To learn more about why only some coronavirus patients become severely ill, researchers studied patients' "blood transcriptome," the complete set of genes that are activated in immune cells in the blood. They found at least five different types of the immune response against the coronavirus -- not just "mild" and "severe," according to a paper posted online ahead of peer review.
"In other words, there are different flavours of the disease," just as there are different types of cancer, study co-author Dr Joachim Schultze of the University of Bonn told Reuters.
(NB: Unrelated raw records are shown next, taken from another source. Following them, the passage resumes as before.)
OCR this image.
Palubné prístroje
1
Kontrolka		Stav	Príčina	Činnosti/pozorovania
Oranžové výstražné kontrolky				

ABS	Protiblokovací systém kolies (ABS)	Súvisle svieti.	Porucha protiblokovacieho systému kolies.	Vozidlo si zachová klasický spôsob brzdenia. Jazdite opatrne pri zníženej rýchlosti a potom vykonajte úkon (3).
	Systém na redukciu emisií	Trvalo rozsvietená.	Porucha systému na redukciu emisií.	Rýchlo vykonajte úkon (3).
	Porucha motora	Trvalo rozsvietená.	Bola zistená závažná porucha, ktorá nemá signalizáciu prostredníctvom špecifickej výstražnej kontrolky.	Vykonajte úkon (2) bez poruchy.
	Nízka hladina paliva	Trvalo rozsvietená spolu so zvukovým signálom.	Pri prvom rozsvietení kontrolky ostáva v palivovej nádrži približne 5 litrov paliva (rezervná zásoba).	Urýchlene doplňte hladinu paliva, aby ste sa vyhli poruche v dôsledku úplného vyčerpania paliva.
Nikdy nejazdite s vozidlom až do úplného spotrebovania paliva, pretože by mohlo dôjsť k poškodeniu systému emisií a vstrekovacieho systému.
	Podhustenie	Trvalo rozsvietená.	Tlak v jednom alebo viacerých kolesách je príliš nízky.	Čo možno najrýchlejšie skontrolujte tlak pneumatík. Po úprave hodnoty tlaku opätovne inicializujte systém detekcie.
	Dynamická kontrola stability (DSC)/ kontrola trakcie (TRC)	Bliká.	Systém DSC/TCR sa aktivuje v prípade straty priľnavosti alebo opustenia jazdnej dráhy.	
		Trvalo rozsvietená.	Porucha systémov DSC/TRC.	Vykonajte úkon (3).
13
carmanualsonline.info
Understanding the molecular mechanisms at work in a given patient could help doctors tailor the therapy to target those mechanisms, Schultze said.
The findings also helped his team predict which drugs would likely benefit COVID-19 patients. One "prominent" candidate cited was the steroid dexamethasone, which has already been proven effective in some COVID-19 patients.
Another "surprising" discovery they cited involved granulocytes, a type of white blood cell. "Granulocytes, cells that are not really known to be major players in the fight against viruses, play a major role in severe COVID-19 disease," Schultze said.
The new findings "will help us to find better therapies and also will guide vaccine development," he added.
TB vaccine may limit COVID-19 deaths
A tuberculosis vaccine routinely given to children in countries with high rates of that bacterial disease might be helping to reduce deaths from COVID-19, researchers reported on Thursday in the scientific journal Proceedings of the National Academy of Sciences.
After accounting for differences in factors that might affect vulnerability to the virus - such as income, education, health services and age distribution - the researchers found that countries with higher rates of Bacille Calmette-Guérin (BCG) vaccinations for tuberculosis had lower peak mortality rates from COVID-19.
A good example was Germany, which had different vaccine plans before East Germany and West Germany were unified in 1990, the researchers said, Reuters reported.
COVID-19 mortality rates among senior citizens are nearly three times higher in western Germany than in eastern Germany, were more older people received the vaccine as infants, they found.
Study co-author Luis Escobar of Virginia Tech said in a press statement that BCG vaccines have been shown to protect against other viral respiratory illnesses. Escobar cautioned that the new findings are preliminary.
The BCG vaccine is currently being tested for preventing COVID-19 in healthcare workers.